Sebaliknya, investigasi Indian Express menemukan bahwa dalam 23 dari 25 kasus yang melibatkan para pemimpin oposisi yang bergabung dengan BJP atau sekutunya, peralihan mereka ke pihak yang berkuasa menghasilkan penangguhan hukuman, dengan tiga kasus ditutup dan 20 kasus lainnya terhenti atau ditempatkan di pengadilan. 'penyimpanan dingin.'
Teka-teki maharashtra dan tanggapan Menteri Luar Negeri
Gejolak politik yang terjadi saat ini di Maharashtra semakin memperburuk tren ini. Dari 25 pemimpin yang menghadapi penyelidikan pusat, 12 berasal dari Maharashtra, dan 11 di antaranya bergabung atau bersekutu dengan BJP pada tahun 2022 atau setelahnya.
Khususnya, kasus terhadap dua pemimpin terkemuka, Ajit Pawar dan Praful Patel, kemudian ditutup, hal ini menunjukkan betapa kontrasnya perlakuan terhadap anggota partai oposisi dan partai berkuasa.

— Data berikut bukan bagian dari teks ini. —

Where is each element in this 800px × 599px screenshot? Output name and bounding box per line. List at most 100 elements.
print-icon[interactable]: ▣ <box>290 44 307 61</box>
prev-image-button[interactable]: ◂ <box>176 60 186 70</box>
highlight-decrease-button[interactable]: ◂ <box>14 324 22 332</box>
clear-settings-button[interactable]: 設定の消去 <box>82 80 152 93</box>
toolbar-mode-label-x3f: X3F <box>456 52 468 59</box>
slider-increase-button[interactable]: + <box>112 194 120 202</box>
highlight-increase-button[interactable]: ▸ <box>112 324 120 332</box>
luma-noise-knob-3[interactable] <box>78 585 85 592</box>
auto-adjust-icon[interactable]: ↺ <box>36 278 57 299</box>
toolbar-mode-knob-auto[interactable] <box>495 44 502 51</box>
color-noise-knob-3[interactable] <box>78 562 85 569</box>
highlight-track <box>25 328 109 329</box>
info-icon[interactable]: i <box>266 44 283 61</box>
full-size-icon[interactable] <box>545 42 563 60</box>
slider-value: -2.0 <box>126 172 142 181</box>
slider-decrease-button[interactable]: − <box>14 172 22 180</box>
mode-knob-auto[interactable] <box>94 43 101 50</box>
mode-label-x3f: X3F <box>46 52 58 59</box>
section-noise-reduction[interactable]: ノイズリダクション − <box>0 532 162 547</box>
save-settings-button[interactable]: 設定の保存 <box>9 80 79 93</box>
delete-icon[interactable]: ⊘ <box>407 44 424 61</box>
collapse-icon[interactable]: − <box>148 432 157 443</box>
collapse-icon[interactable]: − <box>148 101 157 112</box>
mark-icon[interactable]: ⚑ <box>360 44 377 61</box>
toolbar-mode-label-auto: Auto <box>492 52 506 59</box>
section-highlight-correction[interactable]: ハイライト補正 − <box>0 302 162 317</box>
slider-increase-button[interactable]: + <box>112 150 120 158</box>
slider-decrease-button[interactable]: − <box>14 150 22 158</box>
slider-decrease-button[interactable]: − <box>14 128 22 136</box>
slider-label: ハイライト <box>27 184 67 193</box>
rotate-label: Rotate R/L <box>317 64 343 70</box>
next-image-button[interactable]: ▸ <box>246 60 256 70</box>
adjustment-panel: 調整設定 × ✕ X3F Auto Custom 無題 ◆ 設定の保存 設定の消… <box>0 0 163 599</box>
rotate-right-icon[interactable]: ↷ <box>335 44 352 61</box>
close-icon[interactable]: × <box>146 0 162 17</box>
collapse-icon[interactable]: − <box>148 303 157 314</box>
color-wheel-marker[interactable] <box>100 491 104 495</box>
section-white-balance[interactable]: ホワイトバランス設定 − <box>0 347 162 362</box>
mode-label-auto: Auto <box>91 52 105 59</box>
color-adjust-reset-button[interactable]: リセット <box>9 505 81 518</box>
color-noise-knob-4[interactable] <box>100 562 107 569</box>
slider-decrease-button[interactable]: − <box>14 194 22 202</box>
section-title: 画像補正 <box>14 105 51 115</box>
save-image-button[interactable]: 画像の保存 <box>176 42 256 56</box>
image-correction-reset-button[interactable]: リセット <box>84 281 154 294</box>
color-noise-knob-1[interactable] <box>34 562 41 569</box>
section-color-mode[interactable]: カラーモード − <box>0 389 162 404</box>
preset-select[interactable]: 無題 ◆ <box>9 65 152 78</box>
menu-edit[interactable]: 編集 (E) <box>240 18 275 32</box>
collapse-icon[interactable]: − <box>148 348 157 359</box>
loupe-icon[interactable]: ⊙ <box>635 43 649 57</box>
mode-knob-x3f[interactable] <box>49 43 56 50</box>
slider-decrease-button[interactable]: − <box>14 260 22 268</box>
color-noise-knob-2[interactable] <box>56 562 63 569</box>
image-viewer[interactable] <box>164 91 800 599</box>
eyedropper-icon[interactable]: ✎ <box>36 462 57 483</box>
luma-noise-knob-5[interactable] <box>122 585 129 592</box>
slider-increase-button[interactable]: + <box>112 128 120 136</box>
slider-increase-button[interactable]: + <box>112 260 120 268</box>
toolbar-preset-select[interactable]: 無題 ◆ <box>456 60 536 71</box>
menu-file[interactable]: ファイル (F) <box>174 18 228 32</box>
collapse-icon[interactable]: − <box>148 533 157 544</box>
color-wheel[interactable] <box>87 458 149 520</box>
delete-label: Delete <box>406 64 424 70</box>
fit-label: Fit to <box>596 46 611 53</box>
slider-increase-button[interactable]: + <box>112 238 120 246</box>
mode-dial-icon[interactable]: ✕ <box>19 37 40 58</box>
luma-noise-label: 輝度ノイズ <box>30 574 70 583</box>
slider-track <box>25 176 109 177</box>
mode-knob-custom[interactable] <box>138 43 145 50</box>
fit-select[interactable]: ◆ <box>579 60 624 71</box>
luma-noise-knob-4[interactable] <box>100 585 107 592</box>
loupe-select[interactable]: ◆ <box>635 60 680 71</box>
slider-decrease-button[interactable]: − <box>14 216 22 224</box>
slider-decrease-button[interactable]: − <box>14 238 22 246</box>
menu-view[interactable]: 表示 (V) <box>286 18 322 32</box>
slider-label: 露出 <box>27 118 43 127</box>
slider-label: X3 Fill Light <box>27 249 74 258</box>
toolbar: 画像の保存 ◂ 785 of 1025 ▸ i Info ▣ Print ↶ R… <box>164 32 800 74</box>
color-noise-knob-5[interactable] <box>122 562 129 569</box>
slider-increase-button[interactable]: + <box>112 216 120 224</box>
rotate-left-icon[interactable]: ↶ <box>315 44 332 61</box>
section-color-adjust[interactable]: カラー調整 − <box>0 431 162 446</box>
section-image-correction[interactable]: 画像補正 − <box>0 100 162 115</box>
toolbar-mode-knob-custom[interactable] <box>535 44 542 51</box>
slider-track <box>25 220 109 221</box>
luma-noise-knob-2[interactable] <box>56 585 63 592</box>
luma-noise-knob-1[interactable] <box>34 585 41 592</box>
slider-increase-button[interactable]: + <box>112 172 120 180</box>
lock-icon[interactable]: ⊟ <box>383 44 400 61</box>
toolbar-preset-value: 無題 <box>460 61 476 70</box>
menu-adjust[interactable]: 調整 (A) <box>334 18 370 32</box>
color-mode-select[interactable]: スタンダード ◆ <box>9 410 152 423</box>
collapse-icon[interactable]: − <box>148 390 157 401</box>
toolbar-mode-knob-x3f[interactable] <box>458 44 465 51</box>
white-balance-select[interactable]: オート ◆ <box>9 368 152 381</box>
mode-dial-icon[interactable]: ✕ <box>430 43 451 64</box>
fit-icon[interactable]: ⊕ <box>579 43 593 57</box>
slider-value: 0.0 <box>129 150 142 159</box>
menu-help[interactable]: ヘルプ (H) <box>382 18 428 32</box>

Di tengah pengungkapan yang mengkhawatirkan ini, tanggapan Menteri Luar Negeri India, S. Jaishankar, terhadap seruan PBB untuk pemilu yang bebas dan adil di India, sangatlah meresahkan.
Pernyataan Jaishankar yang meremehkan, 'Saya tidak memerlukan PBB untuk memberi tahu saya bahwa pemilu kita harus bebas dan adil,' mencerminkan pengabaian yang terang-terangan terhadap prinsip-prinsip akuntabilitas demokratis dan pengawasan internasional.
Satu India, Satu Mesin Cuci 💩 pic.twitter.com/HRbI8bQ5d6
— India ❤️ (@indiaredeem) 19 April, 2024
Pernyataan Menteri Luar Negeri ini muncul setelah juru bicara PBB, Stéphane Dujarric, menekankan harapan organisasi tersebut bahwa pemilu Lok Sabha mendatang di India akan diadakan dalam 'suasana yang bebas dan adil', di mana 'hak-hak setiap orang dilindungi, termasuk hak-hak politik dan politik. hak-hak sipil, dan setiap orang dapat memilih.'
Tanggapan Jaishankar yang menentang, ditambah dengan semakin banyaknya bukti adanya campur tangan politik dalam lembaga investigasi India, menggarisbawahi tumbuhnya hegemoni mayoritas dalam lanskap pemilu di negara tersebut.
Hal ini merupakan pengingat bahwa janji pemilu yang bebas dan adil telah dirusak oleh lembaga-lembaga yang bertugas menegakkan prinsip-prinsip demokrasi.